SQL Subqueries
A query nested inside another query — one of the most powerful tools in SQL.
What is a subquery?
A subquery is a SELECT statement written inside another SQL statement — inside WHERE, FROM, SELECT, or HAVING. The database executes the inner query first, then uses its result in the outer query.
Scalar subquery — returns one value
SQL — orders above the average
SELECT product, amount
FROM orders
WHERE amount > (SELECT AVG(amount) FROM orders);
The subquery returns one number (the average).

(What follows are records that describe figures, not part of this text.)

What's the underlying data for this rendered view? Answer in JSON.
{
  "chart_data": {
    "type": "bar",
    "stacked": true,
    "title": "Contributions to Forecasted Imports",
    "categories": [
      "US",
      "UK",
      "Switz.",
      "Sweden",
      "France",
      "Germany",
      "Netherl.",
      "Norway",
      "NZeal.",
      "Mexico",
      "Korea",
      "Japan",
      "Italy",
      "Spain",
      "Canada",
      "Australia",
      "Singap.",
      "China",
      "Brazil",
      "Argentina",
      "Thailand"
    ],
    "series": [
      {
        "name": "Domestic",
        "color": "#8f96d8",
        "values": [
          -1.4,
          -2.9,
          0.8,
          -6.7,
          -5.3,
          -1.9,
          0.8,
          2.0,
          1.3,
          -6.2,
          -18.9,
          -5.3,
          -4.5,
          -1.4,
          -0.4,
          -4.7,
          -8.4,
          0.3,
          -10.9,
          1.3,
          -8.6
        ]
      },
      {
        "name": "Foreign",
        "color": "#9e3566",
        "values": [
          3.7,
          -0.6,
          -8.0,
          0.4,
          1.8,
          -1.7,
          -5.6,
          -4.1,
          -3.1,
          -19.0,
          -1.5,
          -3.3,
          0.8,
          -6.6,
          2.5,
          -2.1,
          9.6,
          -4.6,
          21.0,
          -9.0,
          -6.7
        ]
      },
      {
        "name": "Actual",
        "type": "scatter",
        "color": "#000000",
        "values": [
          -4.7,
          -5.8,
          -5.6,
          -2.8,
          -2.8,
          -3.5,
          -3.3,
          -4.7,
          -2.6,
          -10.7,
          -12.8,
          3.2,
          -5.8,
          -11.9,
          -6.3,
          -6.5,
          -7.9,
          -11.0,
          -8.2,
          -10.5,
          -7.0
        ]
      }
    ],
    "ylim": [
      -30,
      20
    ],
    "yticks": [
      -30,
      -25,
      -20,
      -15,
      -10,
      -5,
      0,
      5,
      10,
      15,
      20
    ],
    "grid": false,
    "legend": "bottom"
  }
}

That number is then used in the WHERE comparison.
List subquery — returns a column of values (IN)
SQL — orders by Indian customers
SELECT *
FROM orders
WHERE customer_id IN (
SELECT id FROM customers WHERE country = 'India'
);
Table subquery — returns a full result set (in FROM)
SQL — top-spending customers
SELECT customer_id, total
FROM (
SELECT customer_id, SUM(amount) AS total
FROM orders
GROUP BY customer_id
) AS spending
WHERE total > 1000
ORDER BY total DESC;
Correlated subquery — references the outer query
SQL — each customer's most recent order
SELECT c.name, o.product, o.amount
FROM customers c
JOIN orders o ON c.id = o.customer_id
WHERE o.id = (
SELECT id FROM orders
WHERE customer_id = c.id -- ← references outer query's c.id
ORDER BY id DESC LIMIT 1
);
EXISTS — check if any rows match
SQL — customers who have placed at least one order
SELECT name
FROM customers c
WHERE EXISTS (
SELECT 1 FROM orders o
WHERE o.customer_id = c.id
);
EXISTS returns TRUE as soon as it finds the first matching row — it's faster than IN when the subquery result set is large.
CTE (WITH clause) — named subquery
SQL — same query, cleaner with CTE
WITH customer_totals AS (
SELECT customer_id, SUM(amount) AS total
FROM orders
GROUP BY customer_id
)
SELECT c.name, ct.total
FROM customers c
JOIN customer_totals ct ON c.id = ct.customer_id
WHERE ct.total > 1000
ORDER BY ct.total DESC;
Subquery vs JOIN vs CTE
Use a JOIN when the relationship is clear and you want all columns. Use a subquery for filters (WHERE/HAVING) or when you need an intermediate calculation. Use a CTE when the subquery is complex or used more than once — it's readable and reusable.